MIRADA DE MUJER
Por Luz del Carmen Parra
Por el placer de servir
Cuando eres niño todo lo que ves a tu alrededor, lo asimilas sin cuestionar, lo asumes como parte de ti y pasa a formar parte de tu personalidad adulta. Día a día la convivencia con nuestros padres, primera relación afectiva que establecemos, nos va marcando con sus haceres y más tarde por imitación, nos vemos repitiendo sus gestos, sus frases, y en no pocas ocasiones, actuando frente a los acontecimientos justo como ellos lo hacían.
Llevamos en la inconciencia esos aprendizajes, de ahí que en ocasiones no identifiquemos el origen de nuestra conducta y sin embargo nos salen espontáneos, sin apenas reflexionarlos.
Después de tantos años de haber dejado atrás mi infancia, vuelven a mi memoria las enseñanzas vividas, aquellos detalles que definían el carácter de un hombre generoso, desprendido de si y siempre dispuesto a tender la mano a quien más lo necesitaba, de forma espontánea y decidida.

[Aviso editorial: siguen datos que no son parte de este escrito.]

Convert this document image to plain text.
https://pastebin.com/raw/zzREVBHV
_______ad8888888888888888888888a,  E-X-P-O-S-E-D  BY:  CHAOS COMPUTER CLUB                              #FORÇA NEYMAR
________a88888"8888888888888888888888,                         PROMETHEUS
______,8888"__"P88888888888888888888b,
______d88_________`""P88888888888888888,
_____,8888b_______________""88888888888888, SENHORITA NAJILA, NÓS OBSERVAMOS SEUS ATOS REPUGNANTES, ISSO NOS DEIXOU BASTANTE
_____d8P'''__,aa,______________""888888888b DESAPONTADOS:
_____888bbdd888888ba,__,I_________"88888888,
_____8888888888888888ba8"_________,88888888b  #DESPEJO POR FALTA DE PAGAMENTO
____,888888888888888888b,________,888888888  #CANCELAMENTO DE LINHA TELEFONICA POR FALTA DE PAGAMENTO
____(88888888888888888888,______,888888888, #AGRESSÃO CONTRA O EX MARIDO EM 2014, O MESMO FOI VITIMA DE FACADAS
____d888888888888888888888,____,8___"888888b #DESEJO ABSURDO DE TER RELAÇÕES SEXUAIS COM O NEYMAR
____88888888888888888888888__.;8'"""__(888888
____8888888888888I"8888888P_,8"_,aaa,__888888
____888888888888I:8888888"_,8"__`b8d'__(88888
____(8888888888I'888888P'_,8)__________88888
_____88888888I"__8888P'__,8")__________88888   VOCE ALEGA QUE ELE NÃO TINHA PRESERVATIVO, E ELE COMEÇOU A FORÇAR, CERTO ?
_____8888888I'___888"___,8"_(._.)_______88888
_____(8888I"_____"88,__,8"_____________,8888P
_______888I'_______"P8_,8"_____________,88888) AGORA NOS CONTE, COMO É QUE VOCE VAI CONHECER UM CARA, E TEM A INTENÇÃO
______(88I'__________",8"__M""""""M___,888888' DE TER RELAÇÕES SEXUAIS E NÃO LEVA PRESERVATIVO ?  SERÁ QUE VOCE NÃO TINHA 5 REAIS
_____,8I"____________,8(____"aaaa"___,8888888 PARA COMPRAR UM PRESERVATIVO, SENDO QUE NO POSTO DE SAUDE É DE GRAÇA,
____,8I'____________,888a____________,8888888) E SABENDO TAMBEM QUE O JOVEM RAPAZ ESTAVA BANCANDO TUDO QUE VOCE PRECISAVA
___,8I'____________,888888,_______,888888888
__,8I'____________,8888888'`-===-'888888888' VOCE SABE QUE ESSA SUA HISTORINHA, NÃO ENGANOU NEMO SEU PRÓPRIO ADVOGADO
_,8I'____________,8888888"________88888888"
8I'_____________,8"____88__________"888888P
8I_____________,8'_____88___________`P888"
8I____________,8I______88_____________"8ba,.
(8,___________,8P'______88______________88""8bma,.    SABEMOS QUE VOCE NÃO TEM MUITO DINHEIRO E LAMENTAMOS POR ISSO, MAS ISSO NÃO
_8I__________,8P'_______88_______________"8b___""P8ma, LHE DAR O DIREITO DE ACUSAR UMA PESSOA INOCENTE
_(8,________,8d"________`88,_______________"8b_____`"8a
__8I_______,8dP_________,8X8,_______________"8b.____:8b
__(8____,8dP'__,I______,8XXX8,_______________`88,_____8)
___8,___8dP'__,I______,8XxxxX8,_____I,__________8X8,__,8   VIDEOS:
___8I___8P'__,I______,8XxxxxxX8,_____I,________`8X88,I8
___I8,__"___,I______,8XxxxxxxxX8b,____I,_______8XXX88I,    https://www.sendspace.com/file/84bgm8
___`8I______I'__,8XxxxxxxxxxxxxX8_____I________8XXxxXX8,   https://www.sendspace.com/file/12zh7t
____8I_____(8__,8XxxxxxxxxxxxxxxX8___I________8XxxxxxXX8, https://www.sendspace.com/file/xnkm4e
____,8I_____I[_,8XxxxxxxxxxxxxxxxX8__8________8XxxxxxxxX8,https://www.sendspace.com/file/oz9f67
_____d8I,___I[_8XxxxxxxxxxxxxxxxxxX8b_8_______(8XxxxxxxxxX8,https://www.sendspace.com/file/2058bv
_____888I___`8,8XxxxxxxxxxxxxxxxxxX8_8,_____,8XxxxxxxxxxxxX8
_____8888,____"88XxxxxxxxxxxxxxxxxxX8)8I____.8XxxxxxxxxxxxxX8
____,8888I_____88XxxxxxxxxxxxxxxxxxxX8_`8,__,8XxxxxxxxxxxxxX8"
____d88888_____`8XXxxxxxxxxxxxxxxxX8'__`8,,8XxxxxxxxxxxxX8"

Su vocación de servicio, su carácter afable y comedido, hacía que niños, jóvenes o ancianos se acercaran a él con la confianza de ser escuchados, de que atrás de aquella sonrisa siempre había la disposición de ayudar, de acompañar en las congojas o de compartir las horas de una forma agradable y divertida.
Leyendo el poema de Gabriela Mistral, “El placer de servir” en uno de sus versos no pude sino verlo reflejado. “Se el que aparte la estorbosa piedra del camino, se el que aparte el odio entre los corazones y las dificultades del problema”, escribió la inolvidable poeta chilena. Ese era mi padre. De esos seres humanos que hoy en día se extrañan mucho.
Mi padre era un hombre muy servicial, reconocido por propios y extraños, por su ánimo de apoyar siempre, incondicionalmente y solidario para acudir en auxilio de quien lo necesitara, sin esperar mayor recompensa que la satisfacción de ver cómo su consejo o su guía, daban luz en la solución de problemas.
Siempre buscaba la conciliación. Era evidente que su capacidad de negociación y escucha razonada y justa, ganaba el respeto y la admiración de sus amigos. Eso si, jugaba con los necios dándoles la razón, y dejando que ellos mismos se enredaran con las consecuencias de sus propias decisiones; nunca los confrontaba para imponer sus ideas. “Si tienes la razón, no tienes por qué levantar la voz, decía. Las cosas por su propio peso caen”.
“El servir no es de seres inferiores”, continúa el verso de Gabriela Mistral, infiriendo todo lo contrario, ese ánimo de estar dispuesto a favorecer a los demás, esa voluntad de darse a si mismo con la perspectiva de una dádiva que no humilla ni descalifica. Ese dar sin esperar nada a cambio, ni chantaje ni manipulación, sino respeto y confianza. Sin recriminar, sin reprochar ni censurar, sino buscando el bien del otro, sin menospreciar sus esfuerzos.
No sé en qué momento esos valores que iluminaban las relaciones cotidianas se fueron apagando. Poco a poco se rompió la magia del sentimiento de pertenencia a una comunidad, de la solidaridad que identificaba a los habitantes de un pequeño pueblo que reconocía los orígenes de cada uno y que encontraba motivos para reencontrarse tarde a tarde.
Se ha perdido el placer de servir, y no ha derivado más que en un slogan publicitario que raya en la exageración, casi en la persecución del cliente; en tanto, en el sector público, estamos saturados de hombres y mujeres que confundidos acaban transformando su misión en sumisión, y hacen del servir una servidumbre carente de sentido social y humano.
Seres serviles que acaban por rendirse ante el poder y el dinero y hacen de la adulación su instrumento de éxito. Renuncian a sus propios ideales por ponerse al servicio de los intereses supremos, tratando de ganar algún beneficio a costa del bien común, comprometiendo obediencia ciega ante sus superiores.
Carlos R. Gutiérrez Aguilar, asegura que “Servir, implica respeto, saber y querer dar importancia a la dignidad de la otra persona, contar con un interés genuino para comprender totalmente sus necesidades”.
El servicio a los demás, implica desprendimiento, ganas de compartir lo que se es y lo que se tiene. No hay una exigencia por recibir un pago ni una compensación. Es entrega, decisión de trascender y de poner al servicio de los demás lo que uno posee. Nos genera orgullo y nos hace sentir dignos.
En cambio, quien cae en el servilismo, poco a poco conoce el verdadero sentido de la esclavitud.